LES CHOSES SELON PYRRHON III

 

Petit intermède :

Pyrrhon, comme beaucoup de maîtres, n'a pas écrit. Nous connaissons sa pensée par les témoignages de ses contemporains et de ses élèves, notamment Philon de Phliunte. Mais cette connaissance est forcément lacunaire.  C'est en tant que sage qu'il rayonne, en tant qu'homme exceptionnel à qui on dédie des statues alors même que sa pensée déroutait la plupart. S'y ajoute une seconde difficulté : nous pouvons bien, comme je le fais ici, tenter de saisir sa pensée profonde, de l'exposer le plus clairement possible comme s'il s'agissait d'une doctrine intellectuelle, d'un système de savoir ou de non-savoir. Cette méthode vaut pour Platon ou Aristote, pas pour Pyrrhon pour qui les formulations théoriques ne sont que des moyens, des outils critiques et thérapeutiques destinés à pourfendre toutes les représentations. Ce qu'on dit ne vaut pas en soi et par soi, c'est une machine de guerre qui élimine le discours de l'adversaire, puis le nôtre : "notre assertion, après avoir aboli les autres, s'élimine d'elle même par retournement, à l'égal des purgatifs, qui, après s'avoir fait évacuer les matières, s'évacuent eux-mêmes par le bas et sont éliminés." (DL,IX,76)

Si l'on veut parler d'une "fin" de cette philosophie ce n'est certes pas la vérité, ni l'opinion droite, c'est plutôt une sorte de vide mental où se défont tous nos attachements - position tout à fait originale, unique dans la philosophie grecque. Celui qui fréquente quelque peu les conceptions orientales, hindoues en particulier, y verra la marque d'une influence directe des ascètes nus rencontrés lors du voyage de Pyrrhon dans la compagnie d'Alexandre. Auquel cas la notion, et l'expérience, de l'"ataraxie" - absence de troubles - prendrait un sens très différent de ce qu'elles évoqueront chez Epicure ou les Stoïciens. L'égalité d'humeur, qui était un trait remarqué chez Pyrrhon, serait la manifestation d'une heureuse disposition gagnée sur la colère, la précipitation, l'instabilité et les autres passions. Contrairement à une idée paresseuse, le pyrrhonien ne doute pas, il est au delà du doute et de la certitude, du vrai et du faux, s'étant dépouillé de toute référence il est "inébranlable".

Reste une question dérangeante et difficile : ce "vide", ou, pour parler comme Timon, "aphasie et ataraxie", peuvent-ils se gagner vraiment par cette méthode de dépouillement intellectuel, ces exercices d'opposition, de renversement et d'élimination ? Personnellement j'en doute.
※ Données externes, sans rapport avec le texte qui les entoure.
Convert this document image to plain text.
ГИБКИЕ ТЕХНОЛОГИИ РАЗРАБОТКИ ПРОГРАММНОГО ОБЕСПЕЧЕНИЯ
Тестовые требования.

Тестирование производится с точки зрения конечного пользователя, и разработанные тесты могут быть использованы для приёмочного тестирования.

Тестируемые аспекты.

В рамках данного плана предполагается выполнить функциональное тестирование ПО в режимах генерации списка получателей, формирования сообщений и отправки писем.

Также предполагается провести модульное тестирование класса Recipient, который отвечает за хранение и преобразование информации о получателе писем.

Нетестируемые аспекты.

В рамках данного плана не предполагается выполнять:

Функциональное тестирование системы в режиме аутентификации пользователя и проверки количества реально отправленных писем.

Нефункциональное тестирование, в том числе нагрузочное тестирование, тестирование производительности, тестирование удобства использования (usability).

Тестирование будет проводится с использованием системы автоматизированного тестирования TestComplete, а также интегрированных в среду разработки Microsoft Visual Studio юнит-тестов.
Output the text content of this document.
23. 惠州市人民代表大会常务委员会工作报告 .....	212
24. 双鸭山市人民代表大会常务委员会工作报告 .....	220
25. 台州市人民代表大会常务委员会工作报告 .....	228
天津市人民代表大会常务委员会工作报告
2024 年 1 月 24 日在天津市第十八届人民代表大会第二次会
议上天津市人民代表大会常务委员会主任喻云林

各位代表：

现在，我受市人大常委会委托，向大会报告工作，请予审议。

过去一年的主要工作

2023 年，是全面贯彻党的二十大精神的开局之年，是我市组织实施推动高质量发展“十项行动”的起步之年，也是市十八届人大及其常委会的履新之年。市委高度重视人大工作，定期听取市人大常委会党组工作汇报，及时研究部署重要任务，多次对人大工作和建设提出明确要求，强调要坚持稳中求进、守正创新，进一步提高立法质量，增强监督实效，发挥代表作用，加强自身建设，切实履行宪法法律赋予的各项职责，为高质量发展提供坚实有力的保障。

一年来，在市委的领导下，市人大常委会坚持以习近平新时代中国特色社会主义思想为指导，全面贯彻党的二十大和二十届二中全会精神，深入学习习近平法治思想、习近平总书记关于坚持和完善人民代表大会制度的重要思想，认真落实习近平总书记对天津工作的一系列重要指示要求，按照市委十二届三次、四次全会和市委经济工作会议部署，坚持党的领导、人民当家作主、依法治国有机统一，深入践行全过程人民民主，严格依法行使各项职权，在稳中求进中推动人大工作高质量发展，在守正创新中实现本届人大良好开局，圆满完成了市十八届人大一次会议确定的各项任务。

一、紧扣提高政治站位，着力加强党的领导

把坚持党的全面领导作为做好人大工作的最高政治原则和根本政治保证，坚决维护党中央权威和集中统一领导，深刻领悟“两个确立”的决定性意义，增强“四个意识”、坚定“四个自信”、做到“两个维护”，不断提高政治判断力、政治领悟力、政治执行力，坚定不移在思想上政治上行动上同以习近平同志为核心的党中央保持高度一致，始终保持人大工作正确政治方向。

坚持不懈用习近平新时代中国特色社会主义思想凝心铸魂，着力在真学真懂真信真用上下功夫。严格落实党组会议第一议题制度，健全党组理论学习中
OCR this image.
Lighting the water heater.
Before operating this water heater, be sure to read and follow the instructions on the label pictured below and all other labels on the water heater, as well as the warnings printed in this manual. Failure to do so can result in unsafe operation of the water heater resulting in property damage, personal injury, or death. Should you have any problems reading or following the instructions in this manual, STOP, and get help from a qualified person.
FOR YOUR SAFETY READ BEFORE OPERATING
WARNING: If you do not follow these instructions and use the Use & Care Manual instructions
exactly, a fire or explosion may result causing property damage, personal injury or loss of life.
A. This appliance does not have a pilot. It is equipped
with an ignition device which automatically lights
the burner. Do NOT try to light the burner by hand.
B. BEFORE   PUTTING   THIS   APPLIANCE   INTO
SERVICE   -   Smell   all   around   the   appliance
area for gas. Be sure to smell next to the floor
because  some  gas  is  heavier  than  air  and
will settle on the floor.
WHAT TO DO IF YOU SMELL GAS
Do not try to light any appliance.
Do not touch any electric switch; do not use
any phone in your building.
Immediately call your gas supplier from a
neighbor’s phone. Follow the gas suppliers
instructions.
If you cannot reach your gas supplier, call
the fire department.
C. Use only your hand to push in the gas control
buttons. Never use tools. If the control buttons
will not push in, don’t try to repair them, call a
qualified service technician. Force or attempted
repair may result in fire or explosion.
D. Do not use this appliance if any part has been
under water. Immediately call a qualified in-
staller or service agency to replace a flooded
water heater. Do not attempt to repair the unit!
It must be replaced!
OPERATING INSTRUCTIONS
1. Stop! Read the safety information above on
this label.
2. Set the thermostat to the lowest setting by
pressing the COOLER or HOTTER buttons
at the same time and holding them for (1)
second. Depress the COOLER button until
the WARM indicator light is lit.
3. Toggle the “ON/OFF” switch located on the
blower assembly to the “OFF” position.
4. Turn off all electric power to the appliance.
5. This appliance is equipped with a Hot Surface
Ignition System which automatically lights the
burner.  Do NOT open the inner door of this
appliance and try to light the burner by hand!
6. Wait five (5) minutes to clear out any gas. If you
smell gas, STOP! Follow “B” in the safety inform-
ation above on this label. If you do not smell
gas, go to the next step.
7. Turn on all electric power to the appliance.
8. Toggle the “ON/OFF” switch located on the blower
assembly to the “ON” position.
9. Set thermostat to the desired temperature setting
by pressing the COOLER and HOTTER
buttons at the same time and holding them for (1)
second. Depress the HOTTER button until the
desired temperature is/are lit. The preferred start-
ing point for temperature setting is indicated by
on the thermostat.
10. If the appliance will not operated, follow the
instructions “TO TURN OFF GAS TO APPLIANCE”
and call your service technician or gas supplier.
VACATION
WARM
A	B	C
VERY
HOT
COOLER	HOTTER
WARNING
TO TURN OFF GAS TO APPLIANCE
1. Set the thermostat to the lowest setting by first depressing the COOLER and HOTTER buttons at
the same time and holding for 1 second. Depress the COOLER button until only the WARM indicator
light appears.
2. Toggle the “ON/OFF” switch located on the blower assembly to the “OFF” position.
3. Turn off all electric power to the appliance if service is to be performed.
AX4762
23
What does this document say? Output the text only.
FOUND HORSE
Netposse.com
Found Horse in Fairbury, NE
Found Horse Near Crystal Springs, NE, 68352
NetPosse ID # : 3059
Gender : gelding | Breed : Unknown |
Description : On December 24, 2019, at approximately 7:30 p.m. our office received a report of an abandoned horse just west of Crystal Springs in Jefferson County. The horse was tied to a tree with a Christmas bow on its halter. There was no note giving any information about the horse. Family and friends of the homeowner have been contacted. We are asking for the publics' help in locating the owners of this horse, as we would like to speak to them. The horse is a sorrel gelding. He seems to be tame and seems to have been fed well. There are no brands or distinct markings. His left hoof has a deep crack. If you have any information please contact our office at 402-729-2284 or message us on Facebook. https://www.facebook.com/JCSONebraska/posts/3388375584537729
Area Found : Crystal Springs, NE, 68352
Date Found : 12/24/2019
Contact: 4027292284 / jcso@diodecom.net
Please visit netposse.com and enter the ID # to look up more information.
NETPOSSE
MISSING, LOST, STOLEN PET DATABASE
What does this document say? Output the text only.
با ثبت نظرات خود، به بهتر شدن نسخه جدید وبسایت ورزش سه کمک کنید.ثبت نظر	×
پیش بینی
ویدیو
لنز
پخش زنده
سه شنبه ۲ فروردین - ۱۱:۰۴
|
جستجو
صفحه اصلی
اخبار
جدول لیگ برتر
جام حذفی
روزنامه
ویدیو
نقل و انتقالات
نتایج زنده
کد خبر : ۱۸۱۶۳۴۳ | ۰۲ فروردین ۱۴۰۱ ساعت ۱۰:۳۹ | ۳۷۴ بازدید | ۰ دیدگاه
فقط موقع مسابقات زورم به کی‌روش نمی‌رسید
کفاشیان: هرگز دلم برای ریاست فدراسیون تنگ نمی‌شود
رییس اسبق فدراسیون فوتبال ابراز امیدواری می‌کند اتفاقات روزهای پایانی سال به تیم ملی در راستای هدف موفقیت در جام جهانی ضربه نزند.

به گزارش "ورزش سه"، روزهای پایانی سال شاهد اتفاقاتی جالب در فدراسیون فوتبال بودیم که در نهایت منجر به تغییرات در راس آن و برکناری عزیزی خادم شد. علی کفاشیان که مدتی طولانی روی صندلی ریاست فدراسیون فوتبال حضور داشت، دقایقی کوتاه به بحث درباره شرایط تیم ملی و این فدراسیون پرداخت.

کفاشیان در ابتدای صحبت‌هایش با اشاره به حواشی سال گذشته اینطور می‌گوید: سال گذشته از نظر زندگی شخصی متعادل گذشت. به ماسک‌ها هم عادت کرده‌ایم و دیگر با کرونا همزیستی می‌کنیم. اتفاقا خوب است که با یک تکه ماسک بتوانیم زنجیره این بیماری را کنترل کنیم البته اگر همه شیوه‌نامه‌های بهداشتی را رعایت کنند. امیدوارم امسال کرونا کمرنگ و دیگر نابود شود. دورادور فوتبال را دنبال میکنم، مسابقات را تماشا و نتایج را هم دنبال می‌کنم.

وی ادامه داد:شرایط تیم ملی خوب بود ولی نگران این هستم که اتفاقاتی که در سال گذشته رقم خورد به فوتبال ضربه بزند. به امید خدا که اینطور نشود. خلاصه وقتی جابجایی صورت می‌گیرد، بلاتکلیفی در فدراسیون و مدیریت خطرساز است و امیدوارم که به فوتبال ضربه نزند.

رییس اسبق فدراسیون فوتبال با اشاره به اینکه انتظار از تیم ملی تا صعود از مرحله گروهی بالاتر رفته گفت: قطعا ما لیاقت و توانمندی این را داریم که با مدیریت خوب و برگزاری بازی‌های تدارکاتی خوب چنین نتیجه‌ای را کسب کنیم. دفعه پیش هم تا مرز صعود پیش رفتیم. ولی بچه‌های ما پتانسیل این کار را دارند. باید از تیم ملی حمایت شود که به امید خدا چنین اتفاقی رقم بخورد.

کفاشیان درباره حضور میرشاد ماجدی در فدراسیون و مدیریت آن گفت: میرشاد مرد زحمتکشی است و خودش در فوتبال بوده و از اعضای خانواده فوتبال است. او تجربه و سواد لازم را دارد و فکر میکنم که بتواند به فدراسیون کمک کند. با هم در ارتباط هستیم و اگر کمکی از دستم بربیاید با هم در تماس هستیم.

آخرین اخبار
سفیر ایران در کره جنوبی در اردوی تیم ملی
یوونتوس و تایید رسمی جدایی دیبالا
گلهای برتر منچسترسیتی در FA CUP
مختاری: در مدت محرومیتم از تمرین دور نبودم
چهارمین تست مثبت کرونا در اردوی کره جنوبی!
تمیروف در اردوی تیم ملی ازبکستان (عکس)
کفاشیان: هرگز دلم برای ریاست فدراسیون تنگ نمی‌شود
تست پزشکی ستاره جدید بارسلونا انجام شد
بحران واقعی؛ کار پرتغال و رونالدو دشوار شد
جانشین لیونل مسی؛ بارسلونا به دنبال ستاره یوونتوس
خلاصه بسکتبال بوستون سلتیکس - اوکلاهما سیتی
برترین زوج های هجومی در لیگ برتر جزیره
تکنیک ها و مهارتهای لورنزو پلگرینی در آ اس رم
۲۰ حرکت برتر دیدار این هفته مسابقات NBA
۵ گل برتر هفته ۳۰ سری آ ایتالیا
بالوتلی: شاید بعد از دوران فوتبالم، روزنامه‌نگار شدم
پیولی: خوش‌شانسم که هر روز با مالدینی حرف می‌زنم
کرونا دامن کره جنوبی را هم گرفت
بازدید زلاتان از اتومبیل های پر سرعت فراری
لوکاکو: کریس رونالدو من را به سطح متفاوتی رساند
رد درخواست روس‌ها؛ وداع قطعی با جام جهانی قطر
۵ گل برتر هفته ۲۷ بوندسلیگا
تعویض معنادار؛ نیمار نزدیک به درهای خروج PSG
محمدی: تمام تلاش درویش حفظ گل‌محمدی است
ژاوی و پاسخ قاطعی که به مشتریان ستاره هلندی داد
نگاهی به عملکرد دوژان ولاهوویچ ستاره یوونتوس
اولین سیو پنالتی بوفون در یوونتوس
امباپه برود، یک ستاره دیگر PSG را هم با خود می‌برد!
J'ai tendance à penser, sans garantie bien sûr, que Pyrrhon s'est adonné, en Asie, à divers exercices de méditation qui lui ont permis, précisément, de voir le monde comme la somme illimitée de toutes les apparences, la danse infinie des choses in-différentes, im-mesurables, indécidables. Vision grandiose, parfaitement indifférente à la vision commune, sans laquelle, au fond, la sagesse de Pyrrhon ne serait que chimère.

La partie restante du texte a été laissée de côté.